I was hooked on cast iron, and apparently so were many others in the center of the universe (New York City). Cast iron had been rehabilitated, to the point where I could spend my few off hours lusting over expensive Spring or Le Creuset pans at J.B. Prince, a Manhattan kitchen store for the professional cook/connoisseur. I knew I couldn’t design my perfect kitchen without them.

When I met my future wife’s grandparents, I discovered they’d been avid cast iron collectors, with more than a dozen perfectly cared-for pieces, throughout their 50-year marriage. They were happy to share their knowledge of the use and history of the pieces they owned.

I learned that between the 1860s and 1960s, the Griswold and Wagner companies produced some of the highest quality cookware in the United States—much of it so indestructible that there is quite a bit still around. The originals were polished to an almost mirror finish on the inside, which produced a nicely seasonable pan, more resistant to sticking than Teflon and with better, more even heat retention than copper.

These pans evoke a different time, when equipment was valued for simplicity and usefulness. The cast iron skillet was the quintessential multitasker. It roasted, fried, baked, sautéed and, in a pinch, could be used in self-defense.

Sadly, Griswold closed its doors in the late ‘50s and Wagner passed through several ownerships. With stainless steel and metal alloys becoming cheaper and more accessible for production, both companies suffered from a new consumer interest in more modern, space-age and mainly lighter kitchen equipment. By the early ‘60s, production had dwindled to a near standstill, camping-quality iron and cheap replicas being the only new products on the market.

But these days, with a resurgence of interest in good food, great products and mindful cooking, cast iron pots are making a comeback. Wagner is starting to produce a line of pans for home cooks, some under the Griswold name, which they now own.

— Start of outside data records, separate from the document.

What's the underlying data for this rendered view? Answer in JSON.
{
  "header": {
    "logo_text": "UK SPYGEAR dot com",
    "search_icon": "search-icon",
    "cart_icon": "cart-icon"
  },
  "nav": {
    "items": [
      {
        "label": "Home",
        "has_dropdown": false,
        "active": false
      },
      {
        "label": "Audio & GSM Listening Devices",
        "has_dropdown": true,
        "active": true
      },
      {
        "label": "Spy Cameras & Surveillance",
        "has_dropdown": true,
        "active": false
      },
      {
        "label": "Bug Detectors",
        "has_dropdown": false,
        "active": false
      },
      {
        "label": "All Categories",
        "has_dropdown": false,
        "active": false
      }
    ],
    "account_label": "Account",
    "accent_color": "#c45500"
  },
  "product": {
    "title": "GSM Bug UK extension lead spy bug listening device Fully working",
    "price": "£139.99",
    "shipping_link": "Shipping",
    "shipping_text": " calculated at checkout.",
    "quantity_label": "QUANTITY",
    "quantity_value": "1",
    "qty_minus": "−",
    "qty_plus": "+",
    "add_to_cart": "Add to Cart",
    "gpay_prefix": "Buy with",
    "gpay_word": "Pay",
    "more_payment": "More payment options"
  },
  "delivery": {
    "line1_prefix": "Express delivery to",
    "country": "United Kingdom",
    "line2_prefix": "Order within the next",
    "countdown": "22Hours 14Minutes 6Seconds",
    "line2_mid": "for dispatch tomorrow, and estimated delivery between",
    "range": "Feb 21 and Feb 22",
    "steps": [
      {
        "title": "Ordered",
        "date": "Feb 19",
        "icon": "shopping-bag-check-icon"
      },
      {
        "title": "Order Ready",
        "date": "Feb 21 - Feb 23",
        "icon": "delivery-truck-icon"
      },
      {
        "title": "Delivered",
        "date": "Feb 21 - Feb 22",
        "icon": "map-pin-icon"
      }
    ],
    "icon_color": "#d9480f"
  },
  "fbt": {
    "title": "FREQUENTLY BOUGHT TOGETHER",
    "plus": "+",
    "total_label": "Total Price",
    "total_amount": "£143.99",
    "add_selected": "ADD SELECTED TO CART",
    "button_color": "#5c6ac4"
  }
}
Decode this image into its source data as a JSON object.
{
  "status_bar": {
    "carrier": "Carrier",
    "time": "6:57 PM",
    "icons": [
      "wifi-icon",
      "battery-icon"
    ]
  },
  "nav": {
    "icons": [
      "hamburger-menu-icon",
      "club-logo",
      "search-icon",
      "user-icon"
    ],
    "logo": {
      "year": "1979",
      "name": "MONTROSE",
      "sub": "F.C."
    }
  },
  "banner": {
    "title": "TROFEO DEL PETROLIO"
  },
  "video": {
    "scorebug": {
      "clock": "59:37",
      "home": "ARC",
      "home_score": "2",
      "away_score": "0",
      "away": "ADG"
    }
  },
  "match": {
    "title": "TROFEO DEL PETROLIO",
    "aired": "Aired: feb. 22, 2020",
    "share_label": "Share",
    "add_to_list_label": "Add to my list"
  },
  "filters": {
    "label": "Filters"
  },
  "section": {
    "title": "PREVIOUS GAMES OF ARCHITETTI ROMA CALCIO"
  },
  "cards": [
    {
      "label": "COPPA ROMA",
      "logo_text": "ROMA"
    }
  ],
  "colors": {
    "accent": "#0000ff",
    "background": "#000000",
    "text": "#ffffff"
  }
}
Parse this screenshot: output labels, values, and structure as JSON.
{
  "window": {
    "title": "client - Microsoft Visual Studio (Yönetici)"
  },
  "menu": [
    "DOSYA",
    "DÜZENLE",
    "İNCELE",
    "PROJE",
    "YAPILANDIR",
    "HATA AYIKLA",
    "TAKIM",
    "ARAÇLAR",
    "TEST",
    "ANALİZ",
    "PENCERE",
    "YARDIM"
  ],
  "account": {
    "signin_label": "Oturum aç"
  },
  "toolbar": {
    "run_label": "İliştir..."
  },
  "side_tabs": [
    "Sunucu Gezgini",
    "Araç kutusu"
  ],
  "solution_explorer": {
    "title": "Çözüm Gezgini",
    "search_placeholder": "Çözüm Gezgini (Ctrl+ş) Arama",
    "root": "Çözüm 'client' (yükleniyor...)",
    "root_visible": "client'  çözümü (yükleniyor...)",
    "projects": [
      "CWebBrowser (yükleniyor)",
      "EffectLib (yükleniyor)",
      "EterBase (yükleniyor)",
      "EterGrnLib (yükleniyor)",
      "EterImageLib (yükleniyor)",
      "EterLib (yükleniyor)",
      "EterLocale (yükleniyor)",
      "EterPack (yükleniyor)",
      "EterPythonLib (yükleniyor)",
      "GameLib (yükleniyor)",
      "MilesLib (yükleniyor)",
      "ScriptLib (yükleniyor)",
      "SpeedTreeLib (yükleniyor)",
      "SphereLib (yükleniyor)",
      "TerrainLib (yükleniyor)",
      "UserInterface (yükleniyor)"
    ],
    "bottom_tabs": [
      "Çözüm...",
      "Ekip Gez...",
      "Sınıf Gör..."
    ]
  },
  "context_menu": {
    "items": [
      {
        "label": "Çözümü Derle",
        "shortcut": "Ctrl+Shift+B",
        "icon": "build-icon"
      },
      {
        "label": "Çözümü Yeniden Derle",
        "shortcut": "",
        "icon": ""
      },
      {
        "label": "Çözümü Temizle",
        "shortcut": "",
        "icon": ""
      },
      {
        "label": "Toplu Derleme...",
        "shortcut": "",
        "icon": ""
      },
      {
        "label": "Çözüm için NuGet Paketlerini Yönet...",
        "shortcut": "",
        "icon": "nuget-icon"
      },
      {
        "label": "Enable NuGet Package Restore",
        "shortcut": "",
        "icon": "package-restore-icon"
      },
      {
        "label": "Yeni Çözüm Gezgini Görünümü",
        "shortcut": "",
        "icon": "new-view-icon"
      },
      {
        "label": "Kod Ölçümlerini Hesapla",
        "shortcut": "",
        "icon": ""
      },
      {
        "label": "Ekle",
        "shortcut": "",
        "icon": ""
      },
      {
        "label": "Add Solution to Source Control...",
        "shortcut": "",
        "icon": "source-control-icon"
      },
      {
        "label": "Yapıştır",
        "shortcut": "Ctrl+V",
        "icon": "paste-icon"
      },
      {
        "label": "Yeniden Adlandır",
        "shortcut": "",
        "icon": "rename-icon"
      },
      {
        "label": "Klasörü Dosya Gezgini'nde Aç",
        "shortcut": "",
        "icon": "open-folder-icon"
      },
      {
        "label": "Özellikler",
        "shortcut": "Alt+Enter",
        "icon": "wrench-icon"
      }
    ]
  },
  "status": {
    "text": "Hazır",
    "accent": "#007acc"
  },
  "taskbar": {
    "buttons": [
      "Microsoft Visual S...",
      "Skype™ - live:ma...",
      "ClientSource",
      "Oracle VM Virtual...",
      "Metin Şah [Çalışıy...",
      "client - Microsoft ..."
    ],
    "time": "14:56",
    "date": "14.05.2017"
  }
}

While people are still willing to pay upward of $500 for a mint-condition collector’s pan, I think the greater joy of these vessels is in their use. There’s something wholly satisfying in cooking an entire meal out of one pan, crafted with a perfect season and shine in which you can see your reflection. Because my wife and I own just the few pieces her grandparents have given us over the years, I’m left to scour thrift stores for little gems. The pots are easily overlooked and usually caked in carbon and grease so badly that you can’t read the logo. I carry a Swiss Army Knife to scrape away at the bottoms looking for the “holy cross” of the Griswold logo. I search for the rare #0 or #7 Griswold, lighter, more polished pans designed for a bit more finesse cookery, and I hope to complete my own collection of all odd numbered Griswolds one day.

So don’t be tempted to forgo Grandma’s old clunker for the latest composite, ionized, self-cleaning crapware.

Food is our connection to the past and in the American culinary tradition, cast iron is our heritage.